New documentary on snowboarder Charlie Elmore’s recovery from traumatic brain injury resonated with me strongly, for a number of reasons.
Nearly 19 years ago I was in a car accident in which one of my friends suffered a brain injury that left her in a coma. Unlike my friend, I still remember the moments after the crash vividly. Miraculously no one else was seriously hurt, but J, who’d been sitting in the middle of that backseat, had been thrown to one side and was unconscious. There had been no impact and were no visible signs of injury, but her brain had been shaken enough to cause severe brain injury that would change her life forever.
For many years that accident made me a very nervous passenger and fastidious about wearing seatbelts (although I must point out that my friend was wearing a seatbelt at the time of the accident) but my caution did not necessarily carry over to the ski slopes.
As a snowboarder, I’ve taken many a tumble, hitting my head on countless occasions. It’s a horrible feeling. Not so much the pain, but rather the dull thud, and realisation that it could have been so much worse. Hearing that thud means that, on that occasion, you are one of the lucky ones, but it always makes you take stock and reflect on the fragility of your brain.
When Charlie Elmore hit her head while riding the Penken Park in Mayrhofen, she knew nothing about it until she woke up in hospital ten days later, and even then, had no recollection of the incident.
BBC Three’s excellent documentary “Me and My New Brain” charts Charlie’s journey through rehabilitation and beyond, as she tries to rebuild her life. While, four years later, she appears to have fully recovered, the documentary focuses on the more subtle psychological effects that can endure after such trauma to the brain, and which often go unaddressed or even unnoticed.

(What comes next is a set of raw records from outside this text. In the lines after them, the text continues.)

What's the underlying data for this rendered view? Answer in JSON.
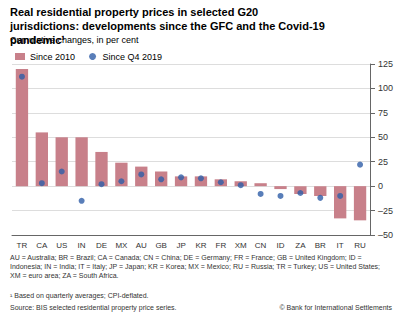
{
  "chart_data": {
    "type": "bar",
    "title": "Real residential property prices in selected G20 jurisdictions: developments since the GFC and the Covid-19 pandemic¹",
    "subtitle": "Cumulative changes, in per cent",
    "categories": [
      "TR",
      "CA",
      "US",
      "IN",
      "DE",
      "MX",
      "AU",
      "GB",
      "JP",
      "KR",
      "FR",
      "XM",
      "CN",
      "ID",
      "ZA",
      "BR",
      "IT",
      "RU"
    ],
    "series": [
      {
        "name": "Since 2010",
        "type": "bar",
        "color": "#c8808a",
        "values": [
          120,
          55,
          50,
          50,
          35,
          24,
          20,
          15,
          10,
          10,
          7,
          5,
          3,
          -3,
          -8,
          -10,
          -33,
          -35
        ]
      },
      {
        "name": "Since Q4 2019",
        "type": "scatter",
        "marker": "circle",
        "color": "#2f5ea8",
        "values": [
          112,
          3,
          15,
          -15,
          2,
          5,
          12,
          7,
          9,
          8,
          4,
          1,
          -8,
          -10,
          -7,
          -12,
          -10,
          22
        ]
      }
    ],
    "ylim": [
      -50,
      125
    ],
    "yticks": [
      {
        "value": -50,
        "label": "–50"
      },
      {
        "value": -25,
        "label": "–25"
      },
      0,
      25,
      50,
      75,
      100,
      125
    ],
    "grid": true,
    "legend": "upper left",
    "footnotes": [
      "AU = Australia; BR = Brazil; CA = Canada; CN = China; DE = Germany; FR = France; GB = United Kingdom; ID = Indonesia; IN = India; IT = Italy; JP = Japan; KR = Korea; MX = Mexico; RU = Russia; TR = Turkey; US = United States; XM = euro area; ZA = South Africa.",
      "¹ Based on quarterly averages; CPI-deflated."
    ],
    "source": "Source: BIS selected residential property price series.",
    "copyright": "© Bank for International Settlements"
  }
}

Incredibly Charlie was back on her snowboard after just a year, determined to resume her career as a snowboard instructor in Verbier. However, she soon discovered that, despite her remarkable progress, she still had a long battle ahead. After realising that fitting back into her previous life was not going to be as easy as she’s envisioned, Charlie decided to train to be an adaptive snowboard instructor so that she could help others with disabilities to enjoy the ski slopes. However, even that has proven to be a struggle. She also runs the GBOT2018 Campaign to help fund Paralympian and Invictus athletes.
The effects of my friend’s injuries were much more severe than Charlie’s and it was a very long time before she was able to lead any semblance of a normal adult life. However, like Charlie, she’s an extremely determined individual, and against all the odds she eventually returned to university to continue the law degree that she’d only just begun before the accident, with a view to eventually helping others with brain injuries. She’s also an active political campaigner. It took a lot of persistance, but she’s now living a relatively normal, independent life. However, like so many other people who’ve suffered from traumatic brain injury, the obstacles that I’ve seen her overcome will only have been the tip of the iceberg.
For me, one of the most poignant moments in the documentary is when Charlie talks of a lack of ongoing support, and how, despite receiving messages, cards and visits from over 200 friends at the time of her accident, she could now count on two hands the number of friends who continue to offer support four years down the line. Her revelation sent a pang of remorse through me, as I know that I probably haven’t offered my friend enough in the way of continued support over the years.
It’s impossible not to be inspired by people like my friend and Charlie, who’ve not only overcome traumatic brain injuries, but have used their experience to help others. It’s a position no one would want to be in themselves, but you can only hope that you would be as strong and altruistic, but the brain is such a complicated thing that anything could happen.
The fact that I could just as easily have come off worse in that car accident, or in any of my many snowboarding and mountain biking crashes, is not something I reflect on often. If I did, maybe I would have been more sensitive to the need for ongoing support and understanding for people who’ve suffered traumatic brain injuries. It’s undoubtedly one of the documentary’s overriding messages, and if it makes as much of an impact on everyone else watching it as it did me, it will hopefully go some way towards helping those recovering from TBI to reintegrate more easily into society.
As a snowboarder and mountain biker, another message I took away from it was the importance of wearing a helmet. The fear of it happening to me is not enough to stop me doing the things I love, but I always do what I can to minimise the risk of injury by wearing a helmet. After all, as the consultant who treated Charlie in intensive care told her, it was the helmet she was wearing that saved her life.
The BBC Three documentary “Me and My New Brain” is available to watch on iPlayer and is well worth a watch.